Different agencies measure changes in capital gains taxes in different ways. Treasury measures the change in tax without using changes in tax revenues generated by changes in taxpayers' behavior, whereas the Joint Committee on Taxation (JCT) includes such changes in tax revenue. This assumption is particularly significant in the case of capital gains tax reductions. JCT calculates that individuals would take advantage of the low rates to increase investment and to turn over their assets and therefore that taxes paid would rise, whereas Treasury does not include these revenues.

Those supporting the Treasury methodology hold that, if taxpayers choose to realize capital gains and pay taxes, these taxes should not be counted as a burden. To take another example: if a 100 percent tax were imposed on individuals' earnings, no one would work and no additional tax would be generated. Under the JCT measurement method, such a tax would impose no cost. Under the Treasury method, the cost of the tax would be the revenues that would have been collected had individuals continued to work. With a tax increase, the JCT method understates the revenue cost; with a tax cut, the Treasury method understates the revenue gain.

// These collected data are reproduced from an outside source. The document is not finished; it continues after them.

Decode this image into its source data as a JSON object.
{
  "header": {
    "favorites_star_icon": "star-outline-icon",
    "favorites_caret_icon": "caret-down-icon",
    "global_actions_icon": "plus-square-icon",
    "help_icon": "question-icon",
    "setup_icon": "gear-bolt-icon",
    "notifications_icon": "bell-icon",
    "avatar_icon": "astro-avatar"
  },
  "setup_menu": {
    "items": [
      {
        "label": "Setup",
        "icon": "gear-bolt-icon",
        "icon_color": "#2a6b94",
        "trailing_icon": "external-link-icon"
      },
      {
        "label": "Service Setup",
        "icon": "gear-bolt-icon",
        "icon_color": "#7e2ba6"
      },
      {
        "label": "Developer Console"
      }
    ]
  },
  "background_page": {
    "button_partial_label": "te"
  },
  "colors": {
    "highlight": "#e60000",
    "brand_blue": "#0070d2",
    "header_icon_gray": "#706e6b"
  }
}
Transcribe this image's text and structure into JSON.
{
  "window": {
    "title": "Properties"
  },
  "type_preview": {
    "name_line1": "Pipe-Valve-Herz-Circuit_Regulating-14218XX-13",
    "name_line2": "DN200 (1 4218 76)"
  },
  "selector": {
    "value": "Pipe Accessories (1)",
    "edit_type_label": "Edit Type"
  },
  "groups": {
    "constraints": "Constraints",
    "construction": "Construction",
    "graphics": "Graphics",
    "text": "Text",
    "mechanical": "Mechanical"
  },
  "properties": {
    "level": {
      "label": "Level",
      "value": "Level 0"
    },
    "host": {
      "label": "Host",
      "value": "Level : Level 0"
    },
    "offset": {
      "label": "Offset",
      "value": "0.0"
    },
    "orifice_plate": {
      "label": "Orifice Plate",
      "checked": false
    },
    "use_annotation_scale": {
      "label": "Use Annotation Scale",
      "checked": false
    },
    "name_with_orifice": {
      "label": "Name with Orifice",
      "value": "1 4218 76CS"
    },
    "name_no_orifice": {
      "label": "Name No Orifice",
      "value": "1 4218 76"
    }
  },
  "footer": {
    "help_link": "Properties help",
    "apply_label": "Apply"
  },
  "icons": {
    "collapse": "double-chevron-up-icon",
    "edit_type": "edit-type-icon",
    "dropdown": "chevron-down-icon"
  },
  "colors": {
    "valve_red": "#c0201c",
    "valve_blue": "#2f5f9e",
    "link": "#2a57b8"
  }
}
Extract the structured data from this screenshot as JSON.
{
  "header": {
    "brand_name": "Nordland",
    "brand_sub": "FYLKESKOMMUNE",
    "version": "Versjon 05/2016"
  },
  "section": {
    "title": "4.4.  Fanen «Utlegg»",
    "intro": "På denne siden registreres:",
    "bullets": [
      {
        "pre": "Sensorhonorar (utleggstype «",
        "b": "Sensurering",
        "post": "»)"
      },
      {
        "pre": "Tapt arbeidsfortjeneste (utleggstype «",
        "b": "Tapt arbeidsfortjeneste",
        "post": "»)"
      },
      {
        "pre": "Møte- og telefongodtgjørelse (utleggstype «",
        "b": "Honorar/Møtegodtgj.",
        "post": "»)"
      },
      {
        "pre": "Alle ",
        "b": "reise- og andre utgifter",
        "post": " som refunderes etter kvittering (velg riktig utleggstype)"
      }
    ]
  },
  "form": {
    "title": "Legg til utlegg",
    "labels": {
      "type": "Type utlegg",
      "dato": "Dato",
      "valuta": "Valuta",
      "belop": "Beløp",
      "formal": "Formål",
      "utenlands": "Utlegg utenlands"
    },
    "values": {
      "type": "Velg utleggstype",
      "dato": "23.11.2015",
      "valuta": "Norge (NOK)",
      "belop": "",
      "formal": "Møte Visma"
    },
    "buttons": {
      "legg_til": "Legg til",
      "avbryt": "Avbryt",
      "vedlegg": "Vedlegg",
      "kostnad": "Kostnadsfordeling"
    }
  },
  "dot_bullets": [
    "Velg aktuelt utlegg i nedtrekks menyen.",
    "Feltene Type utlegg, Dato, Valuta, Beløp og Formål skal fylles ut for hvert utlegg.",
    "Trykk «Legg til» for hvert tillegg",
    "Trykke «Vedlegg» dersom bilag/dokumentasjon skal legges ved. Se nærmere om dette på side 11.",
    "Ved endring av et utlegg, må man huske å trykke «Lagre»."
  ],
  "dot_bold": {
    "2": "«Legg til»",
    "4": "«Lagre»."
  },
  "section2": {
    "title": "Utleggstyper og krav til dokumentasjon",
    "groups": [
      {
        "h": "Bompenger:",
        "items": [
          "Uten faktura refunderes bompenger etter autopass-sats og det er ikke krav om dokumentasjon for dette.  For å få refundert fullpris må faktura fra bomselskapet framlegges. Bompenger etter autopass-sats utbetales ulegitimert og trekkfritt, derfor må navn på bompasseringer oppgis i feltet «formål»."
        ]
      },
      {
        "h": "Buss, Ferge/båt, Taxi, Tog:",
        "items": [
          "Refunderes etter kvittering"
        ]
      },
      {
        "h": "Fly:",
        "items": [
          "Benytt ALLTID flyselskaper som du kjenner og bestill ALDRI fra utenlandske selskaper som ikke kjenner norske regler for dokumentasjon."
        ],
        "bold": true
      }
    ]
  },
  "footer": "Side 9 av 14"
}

Reasonable arguments have been made for both of the methods of measurement used by the two agencies, and the purpose of documenting them here is not to evaluate the alternatives. Rather, the dramatic change in results caused by the selection of the assumptions shows how easily tables can altered. Further, the tables contain more serious problems such as regional differences in price levels; variation of individuals' circumstances within an income group; and mobility among income groups. These issues pose a greater challenge to the construction of robust and useful distributional tables.

Individuals do not stay in the same income bracket throughout their lives, and a distribution table provides only a snapshot of income levels, many of which are in the process of change. Robert Fogel of the University of Chicago has suggested that much of the increase in income is attributable to aging, as individuals marry and reach their peak earnings years in their 50s, with income moving down after retirement.

A study of income mobility by the Department of the Treasury analyzing the period 1979 to 1988 traced families' income between quintiles and found a substantial degree of movement. Of those in the lowest quintile in 1979, only 14.2 percent remained in that quintile in 1988, and 14.7 percent had moved to the highest quintile. Downward movement also occurs: of those in the top one percent in 1979, 47 percent remained in the same group in 1988, but fewer than 20 percent had been there in each of the ten years.

When income groups are viewed as fluid, with individuals constantly entering and departing over the course of their lives, an increasing amount of income inequality can be a sign of progress, not decline. Families' incomes rise as they progress economically and as married women achieve comparable salaries to those of men. At the same time, jobs with low incomes provide a valuable stepping-stone for individuals entering the workforce.

Conclusion

There can be little doubt that in the United States capital gains are taxed at a rate so high as to be inefficient and inequitable. But taxes on capital gains are just a small part of a much larger problem with the U.S. tax code, a tax code that is systematically biased against savings and investment. Broader, fundamental tax reform is needed, and it is needed sooner rather than later. The centerpiece of this reform should be a shift to a tax based on consumption rather than income. There are many forms of consumption taxes, including the value-added tax, the sales tax, and the flat tax. Any of these could lead to additional savings and investment in the U.S. economy, and quite possibly, more long-term growth.

Reduction of the capital gains tax rate is a small but important part of the reform of the U.S. tax code. It would be good for U.S. farmers. It would be good for all Americans. For these reasons, and those I outlined above, I urge you to support lower capital gains taxes.